Le Covid-19 va-t-il changer le monde ?
Partout, la crise du coronavirus ébranle nos convictions. Quel sera notre quotidien dans quelques mois ? Faut-il s'attendre à un effondrement de l'ordre mondial, ou pourra-t-on circonscrire les conséquences du virus ? Les commentateurs se demandent si la pandémie transformera nos sociétés et si cette transformation est souhaitable.
Le peuple éprouvé sera le moteur du changement
Jordi Juan, rédacteur en chef de La Vanguardia, espère que les épreuves transformeront la société en profondeur :
«Un changement stratégique de la gouvernance mondiale est-il désormais possible, sous la poussée de milliers d'hommes et de femmes lassés de vivre dans un monde déshumanisé ? Ou une fois la pandémie surmontée, verra-t-on les mêmes figures - Trump, Poutine et consorts - reprendre les rênes du monde, relancer de plus belle les guerres économiques et ignorer le changement climatique ?... Je suis pessimiste quant à un revirement de nos dirigeants internationaux, mais je crois que nous, citoyens ordinaires, ressortiront moralement plus forts de ce long confinement. Et au final, nous sommes les seuls à pouvoir impulser un changement.»
Oubliez tout ce que vous savez
La crise du coronavirus anéantira le monde tel que nous le connaissons, croit savoir le portail d'information Gazete Duvar :
«Le grand vainqueur aujourd'hui est le villageois qui vit loin de la grande ville, sur un minuscule lopin de terre qui suffit pour faire pousser ce qu'il faut pour la soupe. ... L'avenir qui nous attend n'a cependant rien d'une idylle bucolique, mais un spectacle de désolation. Un avenir kafkaïen dans lequel les Etats rehaussent leurs murailles dans une logique d'autosuffisance, enregistrent et contrôlent nos données de santé sur une puce dans nos passeports et où nous sommes sous observation chaque jour et à chaque instant. ... Le virus du Covid-19 présente un avantage : il nous affranchit de tout ce que nous savons et avons appris jusqu'ici - nous pouvons le jeter au rebut.»
Nous allons devenir des amibes
La pandémie nous privera durablement de ce qui fait de nous des humains, écrit le cardiologue Thanasis Dritsas dans Athens Voice :
«Tôt ou tard, c'est certain, la pandémie dite de coronavirus finira et la plupart d'entre nous aurons survécu au Covid-19. ... Mais toutes les mesures de prévention et d'urgence et tous les interdits resteront dans nos esprits et entretiendront un sentiment virtuel de sécurité qui nous transformera tous en êtres en état de retenue et d'inhibition chronique.
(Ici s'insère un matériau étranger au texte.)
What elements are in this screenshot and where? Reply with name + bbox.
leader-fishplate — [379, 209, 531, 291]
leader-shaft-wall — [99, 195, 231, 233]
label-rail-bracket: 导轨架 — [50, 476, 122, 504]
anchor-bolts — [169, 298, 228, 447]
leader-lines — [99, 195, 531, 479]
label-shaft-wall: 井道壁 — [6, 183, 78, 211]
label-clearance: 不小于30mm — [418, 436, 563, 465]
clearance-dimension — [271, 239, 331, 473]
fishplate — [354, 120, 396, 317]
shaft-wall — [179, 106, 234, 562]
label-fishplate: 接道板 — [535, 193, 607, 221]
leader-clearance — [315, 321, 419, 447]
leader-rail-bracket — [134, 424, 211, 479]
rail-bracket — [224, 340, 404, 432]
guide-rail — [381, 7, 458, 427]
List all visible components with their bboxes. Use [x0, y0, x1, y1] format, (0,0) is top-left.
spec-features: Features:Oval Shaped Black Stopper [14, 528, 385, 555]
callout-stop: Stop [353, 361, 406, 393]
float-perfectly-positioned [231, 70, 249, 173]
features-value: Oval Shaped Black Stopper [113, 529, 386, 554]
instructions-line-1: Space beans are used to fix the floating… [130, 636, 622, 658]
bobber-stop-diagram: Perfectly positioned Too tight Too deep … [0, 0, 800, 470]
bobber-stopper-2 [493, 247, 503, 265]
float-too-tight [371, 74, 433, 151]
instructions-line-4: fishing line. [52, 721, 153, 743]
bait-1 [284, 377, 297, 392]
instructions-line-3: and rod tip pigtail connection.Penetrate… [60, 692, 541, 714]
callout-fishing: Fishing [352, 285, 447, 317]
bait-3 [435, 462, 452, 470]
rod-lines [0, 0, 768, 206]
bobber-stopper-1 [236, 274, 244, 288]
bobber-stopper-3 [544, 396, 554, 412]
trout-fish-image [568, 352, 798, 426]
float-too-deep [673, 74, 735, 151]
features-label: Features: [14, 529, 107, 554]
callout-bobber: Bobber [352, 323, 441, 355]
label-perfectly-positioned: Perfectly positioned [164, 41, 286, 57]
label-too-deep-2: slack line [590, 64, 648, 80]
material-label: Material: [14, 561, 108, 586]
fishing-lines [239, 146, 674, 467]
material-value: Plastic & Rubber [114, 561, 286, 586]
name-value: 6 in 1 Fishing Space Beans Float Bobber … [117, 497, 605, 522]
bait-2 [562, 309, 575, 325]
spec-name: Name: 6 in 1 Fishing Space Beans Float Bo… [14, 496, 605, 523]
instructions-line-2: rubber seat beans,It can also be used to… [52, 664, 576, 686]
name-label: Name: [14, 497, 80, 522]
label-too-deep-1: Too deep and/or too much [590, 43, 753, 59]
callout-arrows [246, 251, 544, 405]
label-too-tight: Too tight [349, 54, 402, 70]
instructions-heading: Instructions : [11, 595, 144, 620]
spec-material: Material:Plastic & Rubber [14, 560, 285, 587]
Nous serons vivants au sens où sont vivantes les structures les plus primitives des organismes biologiques élémentaires. ... Nous aurons perdu ce qui fait de nous des humains et vivront comme des amibes.»
Préserver notre monde pour demain
Dans 24 Chasa, l'écrivain Gueorgui Gospodinov espère pour sa part que le virus ne changera pas la face du monde de demain :
«Ma prévision optimiste pour les 20 années à venir est que les choses essentielles resteront telles qu'elles sont, à savoir : les hommes continueront de lire des livres et de pleurer sur le sort de personnages fictifs ; ils éprouveront de la compassion et de la curiosité ; ils savoureront les rayons du soleil jusqu'à la fin de l'automne et apprécieront la neige en hiver ; ils voyageront paisiblement ; ceux qui sont enfants aujourd'hui auront à leur tour des enfants, et tout sera comme il y a vingt ans. Ce n'est pas rien. Au contraire, c'est tout. Je pense que nous commençons à comprendre, avec humilité (un concept important), combien il est important de préserver le monde d'hier pour qu'il soit encore là demain.»
La Terre continuera de tourner même sans les humains
La crise révèle la fragilité de notre civilisation hyper-développée, écrit Piotr Płoszajski, ex-directeur de l'Académie polonaise des sciences, dans Gazeta Wyborcza :
«La pandémie actuelle nous rappelle la place qui est la nôtre dans l'écosystème et sa grande instabilité, mais nous resitue aussi, d'une manière plus générale, dans l'évolution. ... Nous aurions tort d'oublier que nous ne sommes qu'un épisode historique, une méga-civilisation brillante, qui a réalisé une croissance phénoménale en un temps record, avant de se faire violence à elle-même parce que ses propres inventions l'ont placée, démunie, face à des problèmes qu'elle a elle-même créés. Un Waterloo nous attend, mais à l'échelle mondiale.»